Ils vivent majoritairement dans les quartiers discrets d’Antananarivo, cherchant l'anonymat. C'est le cas de cette mère célibataire, originaire de Guinée, arrivée sur la Grande Île il y a 17 ans avec son mari. Aujourd'hui seule avec ses quatre enfants, abandonnée par son époux, elle se bat sans aucun soutien formel, subsistant grâce à un petit commerce informel. Son témoignage est poignant.
« Ce n'est pas facile d'être réfugiée à Madagascar, je suis ici depuis 17 ans maintenant. Le problème est que, même à l'hôpital, le prix pour les réfugiés et les étrangers n'est pas le même que pour les Malgaches. Si la consultation coûte par exemple 5 000 Ar, c'est entre 7 500 et 10 000 Ar pour nous. Ma fille est en classe de seconde, on leur demande de faire des stages. Mais si elle se présente dans une entreprise ou un hôtel pour travailler ou faire un stage, on lui refuse, en disant qu'elle n'est pas Malgache et qu'elle n'en a pas le droit... Moi je pense que tous les êtres humains sont égaux, mais ici c'est le contraire... Je fais de petits commerces, c'est très difficile pour moi de vivre, avec les enfants, » explique-t-elle.
La survie sans statut ni ressources
Même combat pour cet homme, originaire du Burundi, qui a fui la guerre en 2015. Aujourd’hui, il survit sans emploi ni papiers officiels valides. Son désespoir est palpable. Selon lui, « avec mon statut de réfugié, j'ai vraiment frappé à beaucoup de portes ici, en vain. Avec mes papiers, ils n'acceptent pas. Je n'ai pas de passeport, ils demandent des casiers judiciaires, etc. Donc pas moyen de travailler. La vie est très dure, je dépense beaucoup... je ne travaille pas, la santé aussi est un problème, on ne peut pas se la payer.
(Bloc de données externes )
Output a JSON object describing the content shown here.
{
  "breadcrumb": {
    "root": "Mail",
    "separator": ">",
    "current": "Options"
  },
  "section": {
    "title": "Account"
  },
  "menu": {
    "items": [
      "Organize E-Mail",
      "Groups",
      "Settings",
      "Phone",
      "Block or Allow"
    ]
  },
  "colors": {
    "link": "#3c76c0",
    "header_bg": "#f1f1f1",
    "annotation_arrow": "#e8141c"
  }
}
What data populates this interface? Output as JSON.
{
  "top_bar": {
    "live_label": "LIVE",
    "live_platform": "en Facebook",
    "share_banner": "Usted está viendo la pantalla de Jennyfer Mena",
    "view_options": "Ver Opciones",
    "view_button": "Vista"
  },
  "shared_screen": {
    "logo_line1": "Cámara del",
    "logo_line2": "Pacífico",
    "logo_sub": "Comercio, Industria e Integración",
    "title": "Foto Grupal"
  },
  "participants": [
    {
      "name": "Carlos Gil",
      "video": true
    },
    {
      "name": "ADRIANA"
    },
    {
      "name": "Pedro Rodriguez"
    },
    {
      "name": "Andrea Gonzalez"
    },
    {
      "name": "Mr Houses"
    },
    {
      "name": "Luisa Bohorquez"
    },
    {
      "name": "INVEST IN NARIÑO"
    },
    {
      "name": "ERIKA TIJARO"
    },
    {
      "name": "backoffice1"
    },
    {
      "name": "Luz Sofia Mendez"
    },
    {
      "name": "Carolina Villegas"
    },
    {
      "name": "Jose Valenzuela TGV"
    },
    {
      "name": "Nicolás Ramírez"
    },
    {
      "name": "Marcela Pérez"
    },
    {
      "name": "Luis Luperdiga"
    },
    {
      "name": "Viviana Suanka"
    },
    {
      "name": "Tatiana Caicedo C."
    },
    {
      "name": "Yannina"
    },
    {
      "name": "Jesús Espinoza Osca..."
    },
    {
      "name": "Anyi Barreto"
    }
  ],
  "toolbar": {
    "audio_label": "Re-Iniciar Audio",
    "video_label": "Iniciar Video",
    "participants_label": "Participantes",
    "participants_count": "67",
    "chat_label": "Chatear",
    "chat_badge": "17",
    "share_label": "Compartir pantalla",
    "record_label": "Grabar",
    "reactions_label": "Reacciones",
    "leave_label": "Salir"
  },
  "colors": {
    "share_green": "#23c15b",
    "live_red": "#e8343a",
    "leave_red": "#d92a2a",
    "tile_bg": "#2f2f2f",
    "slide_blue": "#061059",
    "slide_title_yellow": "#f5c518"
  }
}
Je suis vraiment très fatigué. »
Face à cette précarité, le CDA (Conseil de Développement d’Andohatapenaka), en partenariat avec l’UNHCR, prend en charge l’identification et l’accompagnement des réfugiés sur le territoire malgache. Onja Andriamilanto, responsable de la protection au niveau de l'UNHCR, explique le processus initial : « Lorsqu’ils arrivent ici, nous les recevons pour un petit entretien, afin de comprendre ce qui les a poussés à fuir leur pays. Ensuite, ils sont enregistrés dans notre base de données et reçoivent un certificat — un document légal qui remplace un passeport. C’est ce qui les distingue des migrants en situation irrégulière. »
Malgré les actions menées par ces organisations, la population malgache reste malheureusement peu informée sur la situation de ces hommes, femmes et enfants qui ont tout laissé derrière eux, espérant trouver une vie digne à Madagascar.